Blog de Mediapart, le 15 février 2024

En cette « année mondiale des urnes », qui concerne plus de la moitié de la population mondiale, les élections locales en Turquie sont plus importantes que ce qu’on pourrait imaginer. Le résultat indiquera probablement la forme finale de l’identité de son régime. L’homme fort de la Turquie, Erdoğan, pleinement conscient de l’importance de ces élections pour la consolidation de son pouvoir, semble prêt à donner un dernier coup de collier.

Le 31 mars, 65 millions d’électeurs devraient choisir les maires et les conseils municipaux de 81 provinces. Mais aucune autre partie de l’élection ne sera plus déterminante que celle concernant Istanbul. 11 millions d’électeurs y sont concentrés et la ville, avec une population de 16 millions d’habitants reflétant tous les clivages culturels, reste un microcosme de la Turquie.

En outre, Istanbul est la capitale financière du pays. Selon les statistiques officielles, elle représente 31 % du PIB (232 milliards USD), et 50-54 % du commerce extérieur. Son dynamisme massif en fait un bastion attractif à « défendre » pour le principal parti d’opposition, le CHP, ou, aux yeux du président Erdoğan, à « reconquérir ».

Istanbul a une valeur symbolique suprême, personnellement, pour Erdoğan : C’est ici qu’il est né, et c’est ici que sa marche politique irrésistible vers le pouvoir absolu a commencé, il y a 30 ans. Ainsi, le slogan de son parti pour le scrutin : « Istanbul, une fois de plus ».

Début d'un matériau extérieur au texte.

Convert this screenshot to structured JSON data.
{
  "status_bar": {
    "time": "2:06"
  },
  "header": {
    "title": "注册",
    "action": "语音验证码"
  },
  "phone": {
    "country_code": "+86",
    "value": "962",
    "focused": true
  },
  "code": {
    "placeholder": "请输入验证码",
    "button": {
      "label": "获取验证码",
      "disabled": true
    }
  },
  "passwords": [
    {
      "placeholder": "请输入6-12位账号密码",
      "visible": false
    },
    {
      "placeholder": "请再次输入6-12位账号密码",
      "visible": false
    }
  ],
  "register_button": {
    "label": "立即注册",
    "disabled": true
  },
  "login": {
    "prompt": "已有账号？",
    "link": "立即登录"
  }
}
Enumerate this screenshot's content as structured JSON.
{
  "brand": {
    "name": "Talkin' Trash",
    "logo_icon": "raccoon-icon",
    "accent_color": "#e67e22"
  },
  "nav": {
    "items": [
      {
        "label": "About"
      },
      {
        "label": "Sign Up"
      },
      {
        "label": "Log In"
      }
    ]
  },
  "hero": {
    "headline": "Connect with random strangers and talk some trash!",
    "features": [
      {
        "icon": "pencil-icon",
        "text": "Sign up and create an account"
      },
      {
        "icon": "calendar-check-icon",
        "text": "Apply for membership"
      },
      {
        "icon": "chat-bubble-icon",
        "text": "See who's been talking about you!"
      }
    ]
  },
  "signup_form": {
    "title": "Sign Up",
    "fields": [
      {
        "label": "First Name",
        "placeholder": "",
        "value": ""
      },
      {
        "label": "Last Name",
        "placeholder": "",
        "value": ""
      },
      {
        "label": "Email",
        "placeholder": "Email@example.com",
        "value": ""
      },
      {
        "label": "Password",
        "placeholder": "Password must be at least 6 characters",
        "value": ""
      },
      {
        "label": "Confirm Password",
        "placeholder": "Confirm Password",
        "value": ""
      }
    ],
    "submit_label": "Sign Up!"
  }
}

En bref, Istanbul sera le champ de bataille de l’avenir de la Turquie.

Cette bataille sera-t-elle facile pour Erdoğan, qui souhaite « reprendre la ville » ? Tout porte à croire que ce sera le cas. Alors qu’il est en pleine effervescence pour mener la bataille en personne, l’ensemble du bloc d’opposition est résolument dans un état d’esprit de « suicide collectif ».

Un retour en arrière au mois de mai de l’année dernière peut nous éclairer sur les raisons de cette situation : Avant les élections présidentielles et législatives, le bloc d’opposition composé de six partis – l' »Alliance de la nation » (« Table des six ») – avait entretenu les espoirs de ceux qui voulaient chasser Erdoğan.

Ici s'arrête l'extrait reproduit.